Un jour on sait d’avance quelle blague Mimi va nous sortir.

Le lendemain… soit on se satisfait des variations, soit on ne vient plus en cours. Il faudra se fendre d’une lettre à la proviseurE pour obtenir l’autorisation spéciale. Eh oui, on passe presque tous ses caprices au khûbe – et ceux des féministes de pacotille qui écorchent les règles du français dès les premières phrases d’un discours de rentrée, devant une assemblée de profs, de français inclus.

 

Un jour on n’a pas bien suivi l’explication de texte d’anglais – et pour cause, il aurait fallu le préparer.
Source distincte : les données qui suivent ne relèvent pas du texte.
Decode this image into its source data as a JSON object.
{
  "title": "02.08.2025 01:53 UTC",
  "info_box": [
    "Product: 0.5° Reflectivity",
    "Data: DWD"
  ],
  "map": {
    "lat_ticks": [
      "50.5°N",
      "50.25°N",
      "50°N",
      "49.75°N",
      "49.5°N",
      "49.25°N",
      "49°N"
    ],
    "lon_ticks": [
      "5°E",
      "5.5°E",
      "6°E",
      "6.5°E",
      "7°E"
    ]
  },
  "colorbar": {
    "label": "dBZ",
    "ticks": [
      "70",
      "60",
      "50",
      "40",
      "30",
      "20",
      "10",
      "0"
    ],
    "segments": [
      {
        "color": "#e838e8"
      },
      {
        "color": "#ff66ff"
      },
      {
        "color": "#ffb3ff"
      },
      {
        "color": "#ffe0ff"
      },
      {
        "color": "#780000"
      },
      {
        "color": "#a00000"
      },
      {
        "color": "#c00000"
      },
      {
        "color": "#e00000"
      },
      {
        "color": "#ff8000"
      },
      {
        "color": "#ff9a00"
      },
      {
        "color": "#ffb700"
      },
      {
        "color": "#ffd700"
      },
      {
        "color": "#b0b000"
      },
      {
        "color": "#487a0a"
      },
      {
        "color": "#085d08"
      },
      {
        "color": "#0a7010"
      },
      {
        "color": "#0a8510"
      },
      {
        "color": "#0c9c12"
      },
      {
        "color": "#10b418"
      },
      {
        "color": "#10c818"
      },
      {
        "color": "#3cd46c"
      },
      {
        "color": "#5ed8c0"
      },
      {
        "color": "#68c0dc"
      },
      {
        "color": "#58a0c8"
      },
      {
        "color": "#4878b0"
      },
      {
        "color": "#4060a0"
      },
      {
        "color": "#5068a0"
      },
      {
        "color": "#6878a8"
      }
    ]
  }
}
Le lendemain, on s’aperçoit de son idiotie en se demandant si le « clergyman » qui fait sa demande en mariage à l’admiratrice secrète de Darcy est un « prêtre » ou un « pasteur »…

 

Un jour, on blogue pour raconter son khûbage, demain, on se dira qu’on n’aurait pas dû. Ah ! le conditionnel et l’irréel du passé… ils nous auraient presque manqué.

Psycho khâgneuse is back

      L’ennui guette. Pour détourner l’attention de ce redoutable espion, je me livre à toutes sortes d’activités allant de l’écoquillage d’escargot à la lecture d’un ouvrage de philosophie.  Je vous réserve mes découvertes d’héliciculture pour une autre fois et passe directement Du monde clos à l’univers infini de la bibliographie philosophique estivale. Je ne compte pas vous faire un exposé sur le bouquin lui-même, vous êtes tout de même en vacances (ou pire en vacances studieuses ou laborieuses) et j’en serais de toute façon incapable – Vade retro, satanée fiche. En fait, je me disais juste que ce que j’adore, c’est la mauvaise foi des philosophes. Toujours à s’envoyer des piques et à pianailler sur le vocabulaire pour ne pas admettre que la thèse de leur adversaire est plus juste. Alexandre Koyré, sans vraiment faire exception à la règle en est néanmoins conscient, et c’est doublement délicieux pour le lecteur qui, en plus des formulations dudit Koyré, a droit à quelques formulations malheureuses heureusement soulignées (des auteurs qu’il cite). Du coup, outre les traditionnels encadrés, soulignés, traits dans la marge et autres vaguelettes un peu lassées, il prolifère des petits ^^ amusés. Quelques extraits pour le fun (il y en a d’autres, mais 1° je ne les retrouve pas 2° je suis loin d’avoir fini le livre):

« Giordano Bruno, j’ai le regret de le dire, n’est pas un très bon philosophe. »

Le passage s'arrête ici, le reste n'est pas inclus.